Unnamed: 0,city,name_ladies,year,height_ladies,place,name_boys,height_boys
1,Taganrog,Lustrova,1977,162,Rostov-on-Don,Goltsov,175.0
2,Rostov-on-Don,Grigoryan,1977,165,Rostov-on-Don,Goltsov,175.0
3,Krasnodar,Voronina,1979,158,,,


## Combining data

To perform column-wise combine with another DataFrame via function use 

`DataFrame.combine(other, func, fill_value=None, overwrite=True)` method.

The method combines a DataFrame with other DataFrame using func to element-wise combine columns.
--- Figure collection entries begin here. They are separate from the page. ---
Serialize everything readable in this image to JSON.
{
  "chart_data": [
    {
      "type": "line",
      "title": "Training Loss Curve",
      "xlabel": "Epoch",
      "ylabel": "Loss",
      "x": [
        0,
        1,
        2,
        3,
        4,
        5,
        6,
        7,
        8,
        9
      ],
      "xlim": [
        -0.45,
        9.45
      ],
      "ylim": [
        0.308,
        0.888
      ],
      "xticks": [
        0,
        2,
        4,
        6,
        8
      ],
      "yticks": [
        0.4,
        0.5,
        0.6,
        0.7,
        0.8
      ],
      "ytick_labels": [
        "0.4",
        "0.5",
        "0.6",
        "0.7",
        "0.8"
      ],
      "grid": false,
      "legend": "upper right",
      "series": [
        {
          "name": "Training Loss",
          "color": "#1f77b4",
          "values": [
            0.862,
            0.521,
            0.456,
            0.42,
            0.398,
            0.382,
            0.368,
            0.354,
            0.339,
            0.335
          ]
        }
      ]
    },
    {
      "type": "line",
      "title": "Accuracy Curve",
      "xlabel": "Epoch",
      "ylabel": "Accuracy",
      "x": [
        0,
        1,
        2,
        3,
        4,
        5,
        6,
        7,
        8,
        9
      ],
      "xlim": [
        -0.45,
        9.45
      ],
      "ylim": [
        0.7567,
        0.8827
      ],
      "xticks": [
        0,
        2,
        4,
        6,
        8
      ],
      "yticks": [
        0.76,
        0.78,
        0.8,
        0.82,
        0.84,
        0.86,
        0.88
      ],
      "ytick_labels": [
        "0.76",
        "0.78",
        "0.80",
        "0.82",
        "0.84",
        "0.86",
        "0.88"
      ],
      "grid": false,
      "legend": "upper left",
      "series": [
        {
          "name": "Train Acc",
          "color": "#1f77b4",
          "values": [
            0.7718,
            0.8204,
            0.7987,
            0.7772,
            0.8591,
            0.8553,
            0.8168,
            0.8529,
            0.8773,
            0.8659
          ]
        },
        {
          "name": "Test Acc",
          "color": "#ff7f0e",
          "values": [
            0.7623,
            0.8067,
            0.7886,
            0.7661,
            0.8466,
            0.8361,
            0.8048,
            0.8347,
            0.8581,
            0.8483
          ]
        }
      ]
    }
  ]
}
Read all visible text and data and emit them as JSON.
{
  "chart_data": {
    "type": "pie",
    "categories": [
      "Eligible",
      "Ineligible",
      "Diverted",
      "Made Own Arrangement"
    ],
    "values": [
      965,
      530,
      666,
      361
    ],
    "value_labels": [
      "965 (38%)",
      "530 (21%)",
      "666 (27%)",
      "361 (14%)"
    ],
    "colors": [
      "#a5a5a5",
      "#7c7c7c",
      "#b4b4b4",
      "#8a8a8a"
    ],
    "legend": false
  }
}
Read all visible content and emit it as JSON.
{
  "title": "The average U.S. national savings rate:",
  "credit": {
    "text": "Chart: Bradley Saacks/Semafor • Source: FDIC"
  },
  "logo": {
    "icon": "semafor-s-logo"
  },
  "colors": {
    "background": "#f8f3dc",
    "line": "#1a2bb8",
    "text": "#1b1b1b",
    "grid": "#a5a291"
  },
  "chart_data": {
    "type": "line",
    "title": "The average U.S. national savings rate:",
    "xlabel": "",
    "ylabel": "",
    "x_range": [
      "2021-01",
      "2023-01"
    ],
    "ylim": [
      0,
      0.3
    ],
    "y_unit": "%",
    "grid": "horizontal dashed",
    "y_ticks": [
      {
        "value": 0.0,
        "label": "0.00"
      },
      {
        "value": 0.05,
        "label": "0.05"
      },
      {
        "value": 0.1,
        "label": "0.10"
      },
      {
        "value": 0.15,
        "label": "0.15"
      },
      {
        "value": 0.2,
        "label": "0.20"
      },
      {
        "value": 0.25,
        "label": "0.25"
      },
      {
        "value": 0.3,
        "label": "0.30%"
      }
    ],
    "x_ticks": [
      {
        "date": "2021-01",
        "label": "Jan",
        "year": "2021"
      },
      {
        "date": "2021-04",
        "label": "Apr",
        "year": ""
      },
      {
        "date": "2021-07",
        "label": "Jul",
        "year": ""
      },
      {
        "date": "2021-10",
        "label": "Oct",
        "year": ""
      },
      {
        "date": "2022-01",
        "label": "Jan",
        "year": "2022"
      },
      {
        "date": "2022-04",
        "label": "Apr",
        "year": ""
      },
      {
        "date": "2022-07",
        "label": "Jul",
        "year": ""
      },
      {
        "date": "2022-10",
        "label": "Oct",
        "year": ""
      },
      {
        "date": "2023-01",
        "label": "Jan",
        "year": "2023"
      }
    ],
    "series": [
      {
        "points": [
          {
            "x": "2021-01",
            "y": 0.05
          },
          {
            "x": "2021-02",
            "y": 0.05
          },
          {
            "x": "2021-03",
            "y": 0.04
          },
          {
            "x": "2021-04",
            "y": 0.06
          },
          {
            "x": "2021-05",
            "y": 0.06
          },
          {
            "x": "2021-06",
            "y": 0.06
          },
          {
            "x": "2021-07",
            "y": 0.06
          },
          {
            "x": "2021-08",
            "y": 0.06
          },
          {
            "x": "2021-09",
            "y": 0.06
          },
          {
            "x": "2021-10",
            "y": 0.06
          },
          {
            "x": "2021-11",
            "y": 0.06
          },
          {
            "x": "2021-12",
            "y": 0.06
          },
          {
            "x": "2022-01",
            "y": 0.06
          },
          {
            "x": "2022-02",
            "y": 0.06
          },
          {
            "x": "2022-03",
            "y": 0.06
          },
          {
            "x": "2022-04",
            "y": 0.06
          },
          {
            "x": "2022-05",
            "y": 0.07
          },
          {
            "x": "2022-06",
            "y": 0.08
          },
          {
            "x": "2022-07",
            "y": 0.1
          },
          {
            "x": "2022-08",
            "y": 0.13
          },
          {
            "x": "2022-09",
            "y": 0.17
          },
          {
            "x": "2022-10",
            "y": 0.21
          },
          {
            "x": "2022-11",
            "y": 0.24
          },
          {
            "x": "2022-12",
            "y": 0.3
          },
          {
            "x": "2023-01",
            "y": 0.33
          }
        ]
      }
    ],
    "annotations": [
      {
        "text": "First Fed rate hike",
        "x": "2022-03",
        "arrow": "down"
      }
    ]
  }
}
The row and column indexes of the resulting DataFrame will be the union of the two.

In [92]:
df_c1 = pd.DataFrame({'A': [0, 0], 'B': [4, 4]})
df_c2 = pd.DataFrame({'A': [1, 1], 'B': [3, 3]})
take_smaller = lambda s1, s2: s1 if s1.sum() < s2.sum() else s2
df_c1.combine(df_c2, take_smaller)

Unnamed: 0,A,B
0,0,3
1,0,3


To update null elements in the DataFrame with value in the same location in other DataFrame use `DataFrame.combine_first(other)`.

Method combines two DataFrame objects by filling **null values in one DataFrame** with **non-null values from other DataFrame**. The row and column indexes of the resulting DataFrame will be the union of the two. The resulting dataframe contains the ‘first’ dataframe values and overrides the second one values where both first.loc[index, col] and second.loc[index, col] are not missing values, upon calling first.combine_first(second).

In [93]:
df_cf1 = pd.DataFrame({'A': [None, 0], 'B': [None, 4]})
df_cf2 = pd.DataFrame({'A': [1, 1], 'B': [3, 3]})
df_cf1.combine_first(df_c2)

Unnamed: 0,A,B
0,1.0,3.0
1,0.0,4.0


In [95]:
df1 = pd.DataFrame([[np.nan, 3.0, 5.0], [-4.6, np.nan, np.nan], [np.nan, 7.0, np.nan]])
df2 = pd.DataFrame([[-42.6, np.nan, -8.2], [-5.0, 1.6, 4]], index=[1, 2])
df1.combine_first(df2)

Unnamed: 0,0,1,2
0,,3.0,5.0
1,-4.6,,-8.2
2,-5.0,7.0,4.0


## Other methods to learn

### Merging ordered data

A `merge_ordered()` function allows combining time series and other ordered data. In particular it has an optional fill_method keyword to fill/interpolate missing data.

### Merging asof

A `merge_asof()` is similar to an ordered left-join except that we match on nearest key rather than equal keys. For each row in the left DataFrame, we select the last row in the right DataFrame whose on key is less than the left’s key. Both DataFrames must be sorted by the key.

Optionally an asof merge can perform a group-wise merge. This matches the by key equally, in addition to the nearest match on the on key.

### Comparing objects

The `compare()` method allows you to compare two DataFrame or Series, respectively, and summarize their differences.

For example, you might want to compare two DataFrame and stack their differences side by side.

By default, if two corresponding values are equal, they will be shown as NaN. Furthermore, if all values in an entire row / column, the row / column will be omitted from the result. The remaining differences will be aligned on columns.